Berberich Should we be concerned about DG? I wouldn’t say ‘concerned’? I think it’s the march of technology, and we ought to embrace technology. If that means some current business models no longer exist, then that’s what it means. AT&T’s landline business dried up and was replaced by cell phones. Look at what Amazon did to Borders. That’s the march of technology. It’s a classic disintermediation cycle. I think utilities have to embrace that, because there’s not a lot they can do about it—like bookstores and the old AT&T.
I think DG is the future. The only question is ‘When is it coming?’ I don’t think it’s advanced enough now largely because there isn’t a storage component to it. But if you get a cheap storage solution matched up with DG—game over. You’ll see microgrids come up.
What does that mean for utilities? They have to reevaluate their business models. This technology is coming, and utilities need to play a role. They need to find a way to bill for their services. Volumetric billing won’t work under a DG model.
California will be one of the first places to see DG take off. We see rooftop solar growing at 3 percent a month in San Diego—an amazing growth rate, a phenomenal thing.

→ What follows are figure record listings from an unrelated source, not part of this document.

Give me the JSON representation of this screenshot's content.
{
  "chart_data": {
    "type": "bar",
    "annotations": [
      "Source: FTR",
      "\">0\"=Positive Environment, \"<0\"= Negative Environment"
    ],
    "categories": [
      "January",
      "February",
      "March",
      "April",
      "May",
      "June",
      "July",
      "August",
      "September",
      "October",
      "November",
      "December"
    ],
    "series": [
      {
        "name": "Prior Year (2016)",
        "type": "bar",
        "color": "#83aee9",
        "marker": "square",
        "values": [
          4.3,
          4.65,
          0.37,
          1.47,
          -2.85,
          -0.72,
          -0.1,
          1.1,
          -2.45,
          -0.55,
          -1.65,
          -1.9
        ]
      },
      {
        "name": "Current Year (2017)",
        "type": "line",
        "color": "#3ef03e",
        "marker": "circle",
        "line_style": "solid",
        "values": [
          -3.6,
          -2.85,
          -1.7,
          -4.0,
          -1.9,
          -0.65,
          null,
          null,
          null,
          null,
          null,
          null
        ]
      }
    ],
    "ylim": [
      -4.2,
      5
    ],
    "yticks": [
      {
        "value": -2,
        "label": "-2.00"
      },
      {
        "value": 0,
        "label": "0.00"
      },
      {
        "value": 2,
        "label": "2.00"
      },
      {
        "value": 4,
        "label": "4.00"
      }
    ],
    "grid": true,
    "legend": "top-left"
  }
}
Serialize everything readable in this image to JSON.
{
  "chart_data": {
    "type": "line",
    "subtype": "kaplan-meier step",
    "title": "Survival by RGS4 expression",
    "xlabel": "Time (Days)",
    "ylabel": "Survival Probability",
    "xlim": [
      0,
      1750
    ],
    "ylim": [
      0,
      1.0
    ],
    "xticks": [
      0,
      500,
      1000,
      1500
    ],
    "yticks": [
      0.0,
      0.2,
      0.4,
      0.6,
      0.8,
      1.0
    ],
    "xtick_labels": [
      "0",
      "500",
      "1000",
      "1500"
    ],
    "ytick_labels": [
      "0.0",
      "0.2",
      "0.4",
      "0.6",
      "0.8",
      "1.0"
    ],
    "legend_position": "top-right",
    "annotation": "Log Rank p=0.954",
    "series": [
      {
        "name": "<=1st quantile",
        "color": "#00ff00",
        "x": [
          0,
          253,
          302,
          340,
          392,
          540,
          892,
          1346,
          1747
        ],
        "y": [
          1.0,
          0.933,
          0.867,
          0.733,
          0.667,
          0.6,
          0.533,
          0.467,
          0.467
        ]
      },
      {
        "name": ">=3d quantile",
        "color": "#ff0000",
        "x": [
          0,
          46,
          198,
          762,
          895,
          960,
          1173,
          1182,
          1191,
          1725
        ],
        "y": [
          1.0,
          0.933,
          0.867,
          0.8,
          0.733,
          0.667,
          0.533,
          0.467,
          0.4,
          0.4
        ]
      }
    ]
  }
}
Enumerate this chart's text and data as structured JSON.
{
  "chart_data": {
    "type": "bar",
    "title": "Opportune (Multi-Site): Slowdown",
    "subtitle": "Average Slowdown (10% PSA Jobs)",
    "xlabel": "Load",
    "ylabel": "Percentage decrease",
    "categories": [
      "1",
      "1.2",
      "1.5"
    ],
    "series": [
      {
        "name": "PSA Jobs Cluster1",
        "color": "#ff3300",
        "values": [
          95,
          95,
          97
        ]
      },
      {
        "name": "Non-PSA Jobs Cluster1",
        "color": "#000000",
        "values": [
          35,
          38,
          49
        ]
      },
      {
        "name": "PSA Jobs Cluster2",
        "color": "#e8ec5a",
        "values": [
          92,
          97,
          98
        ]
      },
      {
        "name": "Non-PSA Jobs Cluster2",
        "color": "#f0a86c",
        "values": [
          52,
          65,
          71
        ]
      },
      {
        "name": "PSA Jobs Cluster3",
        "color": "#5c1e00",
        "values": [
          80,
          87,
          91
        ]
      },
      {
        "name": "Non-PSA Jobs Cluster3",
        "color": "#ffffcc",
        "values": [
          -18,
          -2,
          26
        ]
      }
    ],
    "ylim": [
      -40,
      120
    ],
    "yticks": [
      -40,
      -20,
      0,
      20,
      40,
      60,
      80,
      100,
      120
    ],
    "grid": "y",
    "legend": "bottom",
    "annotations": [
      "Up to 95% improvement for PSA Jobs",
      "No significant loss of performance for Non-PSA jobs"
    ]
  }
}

I see the world developing in three phases through 2050. Now we’re in phase 1. Conventional backup generation, mostly gas fired, has to be there, and we have to continue enhancing it and modernizing the grid. Then through 2030, we’ll continue to see prices decline for DG. We’ll see a storage breakthrough by then, and DG will take off. We’ll need to continue the backstop utility network. But as you march to 2050, in phase 3, you’ll see less need for the utility backstop.
The question really is timing. Is it 2050, or 2090? I don’t know. If the ISO isn’t needed anymore, so be it. We must not stand in the way of technology. The ISO should be in a position of facilitating the technology to the extent we can.
On the other hand, the grid will become more complicated with microgrids and [self-healing smart grid] technology. Keeping that all together might be a role for ISOs in the future. The whole DG convergence is an important one. I think utilities are slow to recognize the trend. The cost of utility power will continue to go up, labor expenses will go up, and the need to invest in distribution systems will go up. Everything points to upward pressure on utility rates. And everything points to declining prices on DG and storage. As those trends continue their march, the system will change, and utilities will have to think through how they bill for their product, and the role that they’ll take.